Sunday, December 9, 2012

Ruby Port Cranberry Sauce

Ruby Port Cranberry Sauce

I had no idea that cranberry sauce could be this good until my friend Michele, an outstanding cook, told me about this recipe five years ago. She had made it for Thanksgiving and was bowled over by the flavor. It was my year to host our extended family's Christmas Eve celebration, and I was planning a traditional turkey dinner. Cranberry sauce has always been one of those things you have to serve but no one actually eats.

This was much better. While it's still cranberry sauce (there's no getting around it, it's not for everyone), it really has a much richer, deeper, spicier flavor. I've made it every year since. I use the leftovers for cookies, ice cream, and even PB&J. Thanks Michele!

So for those who prepare turkey dinners for Christmas, give this sauce a try. I think you will be pleased.
Ruby Port Cranberry Sauce

This recipe appeared in the November 14, 2007 issue of the Los Angeles Times Food section. I still have the email Michele sent me with the scanned clipping.

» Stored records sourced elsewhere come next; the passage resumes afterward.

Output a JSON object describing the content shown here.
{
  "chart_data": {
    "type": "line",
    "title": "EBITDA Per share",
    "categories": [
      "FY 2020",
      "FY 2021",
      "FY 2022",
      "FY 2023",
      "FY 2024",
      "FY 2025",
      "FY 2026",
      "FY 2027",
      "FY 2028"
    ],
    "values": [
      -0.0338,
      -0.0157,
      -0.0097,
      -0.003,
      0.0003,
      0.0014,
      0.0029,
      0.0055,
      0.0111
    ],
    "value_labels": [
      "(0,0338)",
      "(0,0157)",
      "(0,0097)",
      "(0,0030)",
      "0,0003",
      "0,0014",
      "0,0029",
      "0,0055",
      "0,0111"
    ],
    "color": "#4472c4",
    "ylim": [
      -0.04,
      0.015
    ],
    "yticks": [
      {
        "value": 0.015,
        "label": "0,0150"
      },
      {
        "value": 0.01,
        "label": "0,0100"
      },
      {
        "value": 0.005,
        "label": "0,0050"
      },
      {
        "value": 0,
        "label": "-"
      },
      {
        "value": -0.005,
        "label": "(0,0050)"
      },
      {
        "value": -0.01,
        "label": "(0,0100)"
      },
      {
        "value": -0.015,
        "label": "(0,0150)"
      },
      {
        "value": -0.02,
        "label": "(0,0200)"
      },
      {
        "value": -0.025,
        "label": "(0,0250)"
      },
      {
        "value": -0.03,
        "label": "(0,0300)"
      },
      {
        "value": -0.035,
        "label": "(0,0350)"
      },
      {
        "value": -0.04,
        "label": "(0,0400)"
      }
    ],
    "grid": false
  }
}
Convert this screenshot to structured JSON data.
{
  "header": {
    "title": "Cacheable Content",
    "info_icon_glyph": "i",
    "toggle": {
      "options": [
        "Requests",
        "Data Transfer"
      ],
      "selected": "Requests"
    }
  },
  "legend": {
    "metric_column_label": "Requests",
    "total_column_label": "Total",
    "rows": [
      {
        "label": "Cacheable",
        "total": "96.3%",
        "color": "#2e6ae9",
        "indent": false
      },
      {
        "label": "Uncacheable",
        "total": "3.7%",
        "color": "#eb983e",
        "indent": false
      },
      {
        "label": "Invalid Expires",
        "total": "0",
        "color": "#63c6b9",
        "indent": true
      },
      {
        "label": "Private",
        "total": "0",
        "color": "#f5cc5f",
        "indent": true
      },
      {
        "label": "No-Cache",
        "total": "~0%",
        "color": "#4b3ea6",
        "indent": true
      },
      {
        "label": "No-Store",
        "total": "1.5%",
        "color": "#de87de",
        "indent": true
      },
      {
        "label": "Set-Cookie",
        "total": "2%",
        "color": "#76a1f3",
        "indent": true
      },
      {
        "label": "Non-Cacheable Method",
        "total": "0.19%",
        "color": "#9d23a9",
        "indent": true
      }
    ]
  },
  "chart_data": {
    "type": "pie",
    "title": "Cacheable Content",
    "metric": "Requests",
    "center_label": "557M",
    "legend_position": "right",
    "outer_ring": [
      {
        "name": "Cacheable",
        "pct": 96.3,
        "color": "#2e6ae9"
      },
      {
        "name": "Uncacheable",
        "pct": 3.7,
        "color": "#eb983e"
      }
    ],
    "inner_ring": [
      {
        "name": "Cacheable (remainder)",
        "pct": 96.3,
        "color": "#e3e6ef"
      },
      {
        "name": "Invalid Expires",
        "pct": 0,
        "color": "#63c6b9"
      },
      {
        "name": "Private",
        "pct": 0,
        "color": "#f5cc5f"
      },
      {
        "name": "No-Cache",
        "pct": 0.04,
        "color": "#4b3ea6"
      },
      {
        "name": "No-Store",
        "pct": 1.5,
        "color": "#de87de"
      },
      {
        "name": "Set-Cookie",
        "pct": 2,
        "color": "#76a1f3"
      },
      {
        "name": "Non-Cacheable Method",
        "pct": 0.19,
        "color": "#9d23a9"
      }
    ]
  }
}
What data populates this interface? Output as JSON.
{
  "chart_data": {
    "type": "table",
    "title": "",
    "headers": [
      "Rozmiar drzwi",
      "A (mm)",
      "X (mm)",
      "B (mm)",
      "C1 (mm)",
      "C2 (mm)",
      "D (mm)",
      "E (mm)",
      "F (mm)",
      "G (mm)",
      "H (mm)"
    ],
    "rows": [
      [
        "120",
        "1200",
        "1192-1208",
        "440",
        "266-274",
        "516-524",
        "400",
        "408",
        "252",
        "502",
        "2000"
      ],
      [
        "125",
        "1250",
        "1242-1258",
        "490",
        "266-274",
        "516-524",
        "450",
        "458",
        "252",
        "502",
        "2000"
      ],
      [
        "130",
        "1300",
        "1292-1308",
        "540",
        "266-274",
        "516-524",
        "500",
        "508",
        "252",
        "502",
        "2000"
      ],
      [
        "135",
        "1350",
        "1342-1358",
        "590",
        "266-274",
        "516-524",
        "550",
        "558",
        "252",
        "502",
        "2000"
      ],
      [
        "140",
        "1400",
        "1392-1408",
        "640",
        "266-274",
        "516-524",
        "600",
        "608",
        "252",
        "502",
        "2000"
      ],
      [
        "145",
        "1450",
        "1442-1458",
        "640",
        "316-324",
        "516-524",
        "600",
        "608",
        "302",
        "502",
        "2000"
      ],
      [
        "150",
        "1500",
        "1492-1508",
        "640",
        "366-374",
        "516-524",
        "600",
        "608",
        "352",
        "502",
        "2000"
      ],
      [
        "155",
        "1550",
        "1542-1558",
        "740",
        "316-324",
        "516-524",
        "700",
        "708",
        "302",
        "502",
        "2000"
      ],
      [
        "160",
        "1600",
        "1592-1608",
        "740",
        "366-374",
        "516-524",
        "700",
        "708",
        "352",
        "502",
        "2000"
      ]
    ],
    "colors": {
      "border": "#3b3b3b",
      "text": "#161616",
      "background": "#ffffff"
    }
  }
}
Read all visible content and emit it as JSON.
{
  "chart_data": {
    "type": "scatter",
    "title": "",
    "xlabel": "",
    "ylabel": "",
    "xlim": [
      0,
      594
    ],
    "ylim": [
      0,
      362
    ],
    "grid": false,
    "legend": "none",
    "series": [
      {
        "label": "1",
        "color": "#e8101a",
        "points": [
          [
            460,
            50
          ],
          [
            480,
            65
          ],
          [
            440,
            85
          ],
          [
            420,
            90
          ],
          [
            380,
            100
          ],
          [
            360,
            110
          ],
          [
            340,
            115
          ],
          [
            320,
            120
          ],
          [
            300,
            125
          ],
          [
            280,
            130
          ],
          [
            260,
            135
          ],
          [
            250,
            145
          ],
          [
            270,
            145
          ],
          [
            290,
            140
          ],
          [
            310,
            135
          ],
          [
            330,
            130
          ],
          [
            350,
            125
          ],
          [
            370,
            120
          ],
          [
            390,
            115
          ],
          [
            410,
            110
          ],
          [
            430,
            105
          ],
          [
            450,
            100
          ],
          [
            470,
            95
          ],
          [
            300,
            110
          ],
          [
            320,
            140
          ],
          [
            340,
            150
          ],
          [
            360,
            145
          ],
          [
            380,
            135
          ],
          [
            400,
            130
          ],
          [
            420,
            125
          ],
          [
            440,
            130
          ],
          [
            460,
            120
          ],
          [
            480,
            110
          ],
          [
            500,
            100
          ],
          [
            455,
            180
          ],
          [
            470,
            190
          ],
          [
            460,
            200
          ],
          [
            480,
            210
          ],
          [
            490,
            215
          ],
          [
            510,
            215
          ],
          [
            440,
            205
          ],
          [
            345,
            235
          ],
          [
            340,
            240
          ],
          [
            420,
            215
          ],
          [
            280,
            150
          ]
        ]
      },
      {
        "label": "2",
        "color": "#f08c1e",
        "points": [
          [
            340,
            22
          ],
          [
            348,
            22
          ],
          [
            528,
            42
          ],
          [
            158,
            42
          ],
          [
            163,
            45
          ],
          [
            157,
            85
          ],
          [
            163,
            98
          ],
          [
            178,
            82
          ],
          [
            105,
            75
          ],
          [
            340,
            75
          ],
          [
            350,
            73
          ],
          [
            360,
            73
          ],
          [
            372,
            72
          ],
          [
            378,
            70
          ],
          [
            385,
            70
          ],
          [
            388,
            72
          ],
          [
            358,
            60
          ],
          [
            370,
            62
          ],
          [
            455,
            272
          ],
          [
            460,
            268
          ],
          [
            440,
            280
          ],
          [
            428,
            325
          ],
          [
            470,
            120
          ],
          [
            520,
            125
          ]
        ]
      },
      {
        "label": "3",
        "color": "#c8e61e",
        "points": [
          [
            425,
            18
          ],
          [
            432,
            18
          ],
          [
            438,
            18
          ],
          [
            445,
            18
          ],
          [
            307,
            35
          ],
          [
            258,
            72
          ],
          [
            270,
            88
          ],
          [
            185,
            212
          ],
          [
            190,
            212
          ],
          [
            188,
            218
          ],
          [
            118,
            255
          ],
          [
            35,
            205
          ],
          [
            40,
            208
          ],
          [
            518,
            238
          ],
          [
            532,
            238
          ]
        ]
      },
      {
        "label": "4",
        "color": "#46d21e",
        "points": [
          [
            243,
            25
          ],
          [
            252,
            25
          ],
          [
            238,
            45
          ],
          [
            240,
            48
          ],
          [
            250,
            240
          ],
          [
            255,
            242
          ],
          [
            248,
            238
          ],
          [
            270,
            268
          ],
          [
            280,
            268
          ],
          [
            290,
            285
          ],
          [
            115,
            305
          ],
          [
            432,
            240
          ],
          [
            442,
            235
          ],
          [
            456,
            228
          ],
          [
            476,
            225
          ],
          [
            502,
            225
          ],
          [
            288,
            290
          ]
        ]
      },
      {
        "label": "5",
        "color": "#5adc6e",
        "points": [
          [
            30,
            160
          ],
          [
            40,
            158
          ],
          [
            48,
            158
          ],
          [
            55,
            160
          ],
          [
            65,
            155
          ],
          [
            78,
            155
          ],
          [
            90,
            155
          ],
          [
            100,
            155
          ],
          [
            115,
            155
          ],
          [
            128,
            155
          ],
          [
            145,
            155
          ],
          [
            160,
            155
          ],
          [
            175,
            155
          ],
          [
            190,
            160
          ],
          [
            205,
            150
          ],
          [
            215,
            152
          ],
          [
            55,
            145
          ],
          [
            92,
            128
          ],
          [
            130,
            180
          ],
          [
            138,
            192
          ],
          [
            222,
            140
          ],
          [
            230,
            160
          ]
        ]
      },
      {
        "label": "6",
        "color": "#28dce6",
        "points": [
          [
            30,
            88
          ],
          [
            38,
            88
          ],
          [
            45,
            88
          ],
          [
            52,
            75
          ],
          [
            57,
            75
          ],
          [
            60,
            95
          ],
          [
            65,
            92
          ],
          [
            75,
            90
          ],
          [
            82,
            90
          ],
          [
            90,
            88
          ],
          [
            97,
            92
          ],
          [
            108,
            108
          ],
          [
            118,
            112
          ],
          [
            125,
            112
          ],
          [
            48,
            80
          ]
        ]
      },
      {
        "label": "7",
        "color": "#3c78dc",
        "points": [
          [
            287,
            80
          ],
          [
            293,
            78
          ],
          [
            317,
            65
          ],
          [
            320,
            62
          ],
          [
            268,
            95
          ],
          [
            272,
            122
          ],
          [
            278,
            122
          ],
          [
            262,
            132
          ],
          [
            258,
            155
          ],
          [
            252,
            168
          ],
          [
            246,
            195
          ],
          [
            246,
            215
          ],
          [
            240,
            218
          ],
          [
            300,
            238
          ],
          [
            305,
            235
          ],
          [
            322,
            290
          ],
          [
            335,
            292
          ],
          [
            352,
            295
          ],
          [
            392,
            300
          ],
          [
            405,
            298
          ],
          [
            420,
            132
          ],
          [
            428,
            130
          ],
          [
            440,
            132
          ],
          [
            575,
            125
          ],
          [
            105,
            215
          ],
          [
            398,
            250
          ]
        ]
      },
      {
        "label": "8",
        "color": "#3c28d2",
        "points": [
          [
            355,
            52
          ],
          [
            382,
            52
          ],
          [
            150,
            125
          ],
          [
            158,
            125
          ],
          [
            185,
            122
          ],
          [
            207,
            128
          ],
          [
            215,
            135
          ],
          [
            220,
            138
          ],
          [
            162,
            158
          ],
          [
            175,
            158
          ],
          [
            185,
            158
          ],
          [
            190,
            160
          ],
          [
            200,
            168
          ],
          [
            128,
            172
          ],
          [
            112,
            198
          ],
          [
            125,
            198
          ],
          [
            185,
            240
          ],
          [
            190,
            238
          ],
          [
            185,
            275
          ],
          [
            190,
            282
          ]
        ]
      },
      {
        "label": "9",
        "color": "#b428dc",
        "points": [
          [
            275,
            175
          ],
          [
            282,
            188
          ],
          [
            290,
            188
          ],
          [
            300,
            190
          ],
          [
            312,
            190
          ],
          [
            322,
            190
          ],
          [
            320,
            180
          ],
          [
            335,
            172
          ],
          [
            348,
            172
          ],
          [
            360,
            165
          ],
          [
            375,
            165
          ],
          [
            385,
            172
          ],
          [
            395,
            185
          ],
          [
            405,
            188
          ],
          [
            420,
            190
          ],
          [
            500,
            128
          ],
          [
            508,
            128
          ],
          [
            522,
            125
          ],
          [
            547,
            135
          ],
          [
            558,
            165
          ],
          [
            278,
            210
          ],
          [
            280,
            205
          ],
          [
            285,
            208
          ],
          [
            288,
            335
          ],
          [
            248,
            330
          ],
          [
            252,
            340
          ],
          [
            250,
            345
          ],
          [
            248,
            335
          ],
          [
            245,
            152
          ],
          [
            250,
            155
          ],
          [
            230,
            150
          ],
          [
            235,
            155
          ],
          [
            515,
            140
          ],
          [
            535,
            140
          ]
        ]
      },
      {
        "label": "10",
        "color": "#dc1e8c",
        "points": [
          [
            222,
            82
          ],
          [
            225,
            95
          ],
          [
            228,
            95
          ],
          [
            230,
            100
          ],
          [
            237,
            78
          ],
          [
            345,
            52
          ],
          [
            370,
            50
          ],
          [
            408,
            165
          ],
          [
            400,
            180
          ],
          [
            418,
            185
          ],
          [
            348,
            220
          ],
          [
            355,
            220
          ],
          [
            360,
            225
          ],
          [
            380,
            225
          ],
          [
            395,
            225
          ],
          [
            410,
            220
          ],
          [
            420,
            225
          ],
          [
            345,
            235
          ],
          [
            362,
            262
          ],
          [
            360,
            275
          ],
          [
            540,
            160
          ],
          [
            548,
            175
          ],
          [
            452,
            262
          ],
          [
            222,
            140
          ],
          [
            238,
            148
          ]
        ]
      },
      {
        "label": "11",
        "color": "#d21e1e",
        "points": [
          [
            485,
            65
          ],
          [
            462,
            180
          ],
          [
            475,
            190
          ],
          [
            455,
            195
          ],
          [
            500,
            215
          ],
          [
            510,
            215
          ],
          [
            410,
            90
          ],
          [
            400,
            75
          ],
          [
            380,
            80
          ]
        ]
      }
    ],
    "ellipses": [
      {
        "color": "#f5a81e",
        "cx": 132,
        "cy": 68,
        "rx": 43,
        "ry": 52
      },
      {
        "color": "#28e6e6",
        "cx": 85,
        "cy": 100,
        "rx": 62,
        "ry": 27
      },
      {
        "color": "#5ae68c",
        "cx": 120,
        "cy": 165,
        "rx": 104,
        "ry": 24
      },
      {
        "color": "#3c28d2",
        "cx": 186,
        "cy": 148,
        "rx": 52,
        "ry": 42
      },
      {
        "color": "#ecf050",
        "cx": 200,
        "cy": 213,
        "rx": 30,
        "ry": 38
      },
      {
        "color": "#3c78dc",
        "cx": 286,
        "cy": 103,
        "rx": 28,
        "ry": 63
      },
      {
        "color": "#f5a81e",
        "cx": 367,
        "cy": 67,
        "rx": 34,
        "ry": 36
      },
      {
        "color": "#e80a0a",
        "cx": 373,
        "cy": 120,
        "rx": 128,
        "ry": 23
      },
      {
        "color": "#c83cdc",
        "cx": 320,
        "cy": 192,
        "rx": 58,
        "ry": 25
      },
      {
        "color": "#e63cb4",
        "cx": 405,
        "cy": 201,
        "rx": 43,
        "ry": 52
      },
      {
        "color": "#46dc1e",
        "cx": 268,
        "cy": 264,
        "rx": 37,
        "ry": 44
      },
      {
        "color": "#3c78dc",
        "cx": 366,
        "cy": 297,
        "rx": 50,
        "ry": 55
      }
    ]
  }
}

Oh, and I developed a taste for good Ruby Port.

Ruby Port Cranberry Sauce

Ingredients

1 1/2 C Port
3/4 C sugar
Spice bundle: 3 cloves, 1 cinnamon stick, 3 allspice berries, 4 black pepper corns, tied into a bundle with cheesecloth
2 inch by 1/2 inch strip of orange peel. Alternatively, a drop of orange oil can be substituted
1 package of cranberries, fresh or frozen

Instructions

  1. Place everything but the cranberries into a sauce pan and bring to a boil. Reduce the heat and simmer for four minutes to reduce the wine to about one cup.
  2. Add the cranberries and bring the mixture to a boil again. Reduce the heat and simmer for about ten minutes, until the cranberries pop.
  3. Remove the pan from the heat and let cool. Remove the orange peel and the spice bundle.
  4. When fully cooled, pour into a container and refrigerate.
Note: this is one situation where a nonstick sauce pan is helpful. I use this one for reducing sweet sauces quickly. The reduction really goes fast. It's the same one I used to reduce apple cider for apple cider pie (full disclosure: neither Crate and Barrel nor Calphalon have any idea that I am endorsing their product).